Read Matthew 18:12-14

“He said to them, ‘Suppose your child or ox fell into a ditch on the Sabbath day. Wouldn’t you immediately pull it out?’” (Luke‬ ‭14:5‬ ‭CEB‬‬)

 In life and certainly in our faith journey we are presented with so many different choices. Often times it can be hard to make decisions as to whether or not we should do something. People might offer us the opportunity to join a Bible Study, or to be a teacher in Sunday School, or to be a lay speaker, or a committee member. Perhaps, we might get asked to go on a retreat or to join in on a mission project, or to become a youth leader.

But let’s not just limit the scenario to churchy type of things. Perhaps we’re walking on the boardwalk in Atlantic City, or down the strip in Las Vegas. Perhaps we’re heading to a Broadway play in New York City or taking a tour of St. Monica, California. In those situations we often pass tons of people who are in need and are presented with the opportunity, as Christians, to show the love of Christ by helping meet those needs. Now, I am not saying helping by throwing money at people, but we could invite the hungry beggar to join us for a coffee or for a meal. We could stop and listen to the artist busking in the street and even engage in conversation with them, taking interest in their life story and donating a little money for their artistry.

Even beyond those types of things, how many times are we in the supermarket, or the laundry mat, or the doctor’s office and sit silently avoiding eye contact with the people around us. In those moments, we’re presented with opportunities to engage with people. We all know of the countless opportunities that are presented to us each day that we must choose as to whether we take them or not. Yet, in those moments we either find ourselves oblivious to the actual opportunity, or we find reasons as to why we should not take it.

In the church scenario, it is not uncommon to hear a list of reasons as to why someone cannot do something. “I’m tied up at the moment,” “It’s my only day off,” “Sunday’s are my only time to sleep in,” “Not enough people show up to make it worthwhile for me,” “I’m burned out,” “I’m not comfortable with that,” etc. The list goes on and on and on. In terms of being outside of the church, people often say things like, “I’m not a people person”, “They’re just going to use that money for alcohol and drugs,” “I’m too strapped for money myself,” “That person should get a ‘real job’, “God helps those who help themselves,” etc.

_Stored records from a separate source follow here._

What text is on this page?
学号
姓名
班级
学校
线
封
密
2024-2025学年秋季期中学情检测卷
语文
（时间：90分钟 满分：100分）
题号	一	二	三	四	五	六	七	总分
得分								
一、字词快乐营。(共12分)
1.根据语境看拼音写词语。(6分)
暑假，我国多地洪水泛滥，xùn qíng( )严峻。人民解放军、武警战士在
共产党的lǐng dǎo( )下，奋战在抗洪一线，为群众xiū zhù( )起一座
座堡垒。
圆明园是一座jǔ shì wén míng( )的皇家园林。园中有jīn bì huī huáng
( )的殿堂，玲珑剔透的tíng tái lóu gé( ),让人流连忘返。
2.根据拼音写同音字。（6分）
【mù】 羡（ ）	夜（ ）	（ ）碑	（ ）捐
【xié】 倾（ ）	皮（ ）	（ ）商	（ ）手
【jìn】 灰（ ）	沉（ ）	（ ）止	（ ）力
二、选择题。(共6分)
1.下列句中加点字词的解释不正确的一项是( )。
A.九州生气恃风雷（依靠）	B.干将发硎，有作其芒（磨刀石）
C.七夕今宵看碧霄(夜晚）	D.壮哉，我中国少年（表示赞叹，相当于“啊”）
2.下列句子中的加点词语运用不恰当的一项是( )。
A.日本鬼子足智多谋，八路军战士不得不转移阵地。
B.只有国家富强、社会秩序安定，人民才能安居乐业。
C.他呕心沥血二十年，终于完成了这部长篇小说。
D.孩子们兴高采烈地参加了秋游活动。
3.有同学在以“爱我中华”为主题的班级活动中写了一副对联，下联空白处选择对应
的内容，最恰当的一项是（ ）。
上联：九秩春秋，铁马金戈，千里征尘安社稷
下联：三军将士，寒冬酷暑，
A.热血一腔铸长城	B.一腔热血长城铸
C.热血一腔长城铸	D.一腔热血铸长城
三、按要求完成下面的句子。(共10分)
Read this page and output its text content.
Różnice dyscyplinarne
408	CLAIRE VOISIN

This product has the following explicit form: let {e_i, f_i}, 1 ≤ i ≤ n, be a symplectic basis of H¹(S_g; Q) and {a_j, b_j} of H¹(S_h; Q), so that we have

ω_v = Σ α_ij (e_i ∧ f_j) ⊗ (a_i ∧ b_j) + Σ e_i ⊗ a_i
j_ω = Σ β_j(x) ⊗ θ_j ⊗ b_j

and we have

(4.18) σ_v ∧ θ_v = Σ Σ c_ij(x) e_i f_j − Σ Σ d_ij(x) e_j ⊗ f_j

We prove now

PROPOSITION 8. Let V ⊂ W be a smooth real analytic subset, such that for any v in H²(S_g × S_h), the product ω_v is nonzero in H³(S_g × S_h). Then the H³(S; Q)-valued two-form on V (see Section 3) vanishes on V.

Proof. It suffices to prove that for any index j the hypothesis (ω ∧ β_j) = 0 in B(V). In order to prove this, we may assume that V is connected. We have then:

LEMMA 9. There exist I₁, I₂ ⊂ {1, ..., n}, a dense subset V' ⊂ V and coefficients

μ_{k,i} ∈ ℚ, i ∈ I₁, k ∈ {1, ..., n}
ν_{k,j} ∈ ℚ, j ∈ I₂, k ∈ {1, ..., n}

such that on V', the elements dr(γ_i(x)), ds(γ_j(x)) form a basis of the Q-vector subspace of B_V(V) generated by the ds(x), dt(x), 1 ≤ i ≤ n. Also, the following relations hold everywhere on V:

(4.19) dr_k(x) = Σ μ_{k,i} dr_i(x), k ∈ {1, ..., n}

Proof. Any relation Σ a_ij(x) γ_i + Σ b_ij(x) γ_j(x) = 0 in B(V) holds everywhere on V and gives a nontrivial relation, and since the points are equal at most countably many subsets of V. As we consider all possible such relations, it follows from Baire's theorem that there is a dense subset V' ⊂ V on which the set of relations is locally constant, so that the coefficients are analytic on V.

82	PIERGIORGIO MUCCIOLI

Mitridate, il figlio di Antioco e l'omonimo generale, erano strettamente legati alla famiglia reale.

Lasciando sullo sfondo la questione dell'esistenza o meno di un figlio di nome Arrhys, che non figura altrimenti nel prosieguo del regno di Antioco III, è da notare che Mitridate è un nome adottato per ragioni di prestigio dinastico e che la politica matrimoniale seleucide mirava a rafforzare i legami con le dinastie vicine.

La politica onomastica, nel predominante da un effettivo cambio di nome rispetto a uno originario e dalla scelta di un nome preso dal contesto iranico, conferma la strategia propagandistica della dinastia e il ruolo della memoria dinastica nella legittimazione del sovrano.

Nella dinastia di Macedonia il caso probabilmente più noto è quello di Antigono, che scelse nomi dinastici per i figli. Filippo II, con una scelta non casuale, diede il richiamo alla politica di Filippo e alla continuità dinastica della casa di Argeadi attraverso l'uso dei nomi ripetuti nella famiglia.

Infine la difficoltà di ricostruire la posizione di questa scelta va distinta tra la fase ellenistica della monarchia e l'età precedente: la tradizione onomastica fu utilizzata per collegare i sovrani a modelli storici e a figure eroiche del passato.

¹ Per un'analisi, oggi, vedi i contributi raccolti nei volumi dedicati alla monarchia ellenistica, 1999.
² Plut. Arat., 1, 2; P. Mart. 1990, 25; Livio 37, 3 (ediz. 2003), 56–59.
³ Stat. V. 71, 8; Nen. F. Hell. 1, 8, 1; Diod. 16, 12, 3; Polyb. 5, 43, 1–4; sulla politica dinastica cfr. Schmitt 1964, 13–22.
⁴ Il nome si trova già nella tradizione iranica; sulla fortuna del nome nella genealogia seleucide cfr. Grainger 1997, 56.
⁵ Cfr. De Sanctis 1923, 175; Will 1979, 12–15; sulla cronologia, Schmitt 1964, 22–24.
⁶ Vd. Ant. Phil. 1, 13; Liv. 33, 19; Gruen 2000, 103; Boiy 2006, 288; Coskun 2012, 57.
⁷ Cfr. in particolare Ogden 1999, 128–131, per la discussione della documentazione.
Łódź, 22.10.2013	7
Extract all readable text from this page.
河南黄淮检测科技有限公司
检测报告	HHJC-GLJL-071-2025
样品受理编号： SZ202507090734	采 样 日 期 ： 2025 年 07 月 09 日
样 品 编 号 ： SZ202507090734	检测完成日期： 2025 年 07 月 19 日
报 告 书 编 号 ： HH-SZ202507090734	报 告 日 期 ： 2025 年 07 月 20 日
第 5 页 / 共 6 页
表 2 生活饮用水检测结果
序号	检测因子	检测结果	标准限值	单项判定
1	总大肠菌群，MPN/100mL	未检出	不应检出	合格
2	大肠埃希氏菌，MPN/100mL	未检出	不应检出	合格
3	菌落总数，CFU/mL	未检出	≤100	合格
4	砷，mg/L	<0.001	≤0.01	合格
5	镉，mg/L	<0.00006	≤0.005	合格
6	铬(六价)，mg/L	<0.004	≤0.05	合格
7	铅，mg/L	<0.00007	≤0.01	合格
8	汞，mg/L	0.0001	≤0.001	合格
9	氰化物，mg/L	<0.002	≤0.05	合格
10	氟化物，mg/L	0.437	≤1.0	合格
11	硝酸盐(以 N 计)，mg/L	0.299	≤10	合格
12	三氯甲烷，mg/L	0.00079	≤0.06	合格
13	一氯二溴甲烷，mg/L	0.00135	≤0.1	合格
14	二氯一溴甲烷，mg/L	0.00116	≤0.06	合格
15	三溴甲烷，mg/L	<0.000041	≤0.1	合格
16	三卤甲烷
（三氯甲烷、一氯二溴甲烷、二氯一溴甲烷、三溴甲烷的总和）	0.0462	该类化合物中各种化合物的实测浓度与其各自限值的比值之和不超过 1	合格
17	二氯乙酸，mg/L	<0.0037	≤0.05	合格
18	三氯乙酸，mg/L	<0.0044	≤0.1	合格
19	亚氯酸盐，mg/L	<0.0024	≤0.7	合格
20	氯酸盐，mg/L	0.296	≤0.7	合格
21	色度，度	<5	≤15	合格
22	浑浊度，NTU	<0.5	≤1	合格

One of my mentors used to say that, in ministry and in life, there are often ninety-nine, or more, reasons why we can’t do something, yet there is ONE reason why we should: because it is the right thing to do. Conversely, I would state that there are often ninety-nine reasons why we can do something, and ONE reason why we should not: because it is NOT the right thing to do. We are constantly being presented with choices, and in the face of those choices we are constantly reasoning one way or another as to whether which way we will choose on any given choice.. The question for us is this, is our reason merely serving the purpose of justifying the decision we’ve already made (aka excuses), or are we allowing our conscience-driven reasoning to serve the purpose in guiding our decisions? Rememeber there are ninety-nine reasons why we can’t do something, but there is ONE reason why we should: because it is the RIGHT THING TO DO. I pray that we will allow our reason and conscience to help us discern what we should be doing, rather than letting our excuses to dictate why we can’t. Think BIG because we serve a BIG and AWESOME GOD!

“Have the courage to say no. Have the courage to face the truth. Do the right thing because it is right. These are the magic keys to living your life with integrity.” – W. Clement Stone

Lord, help me to discern what the right thing is and give me the resolve to do it because it is the right thing. Amen.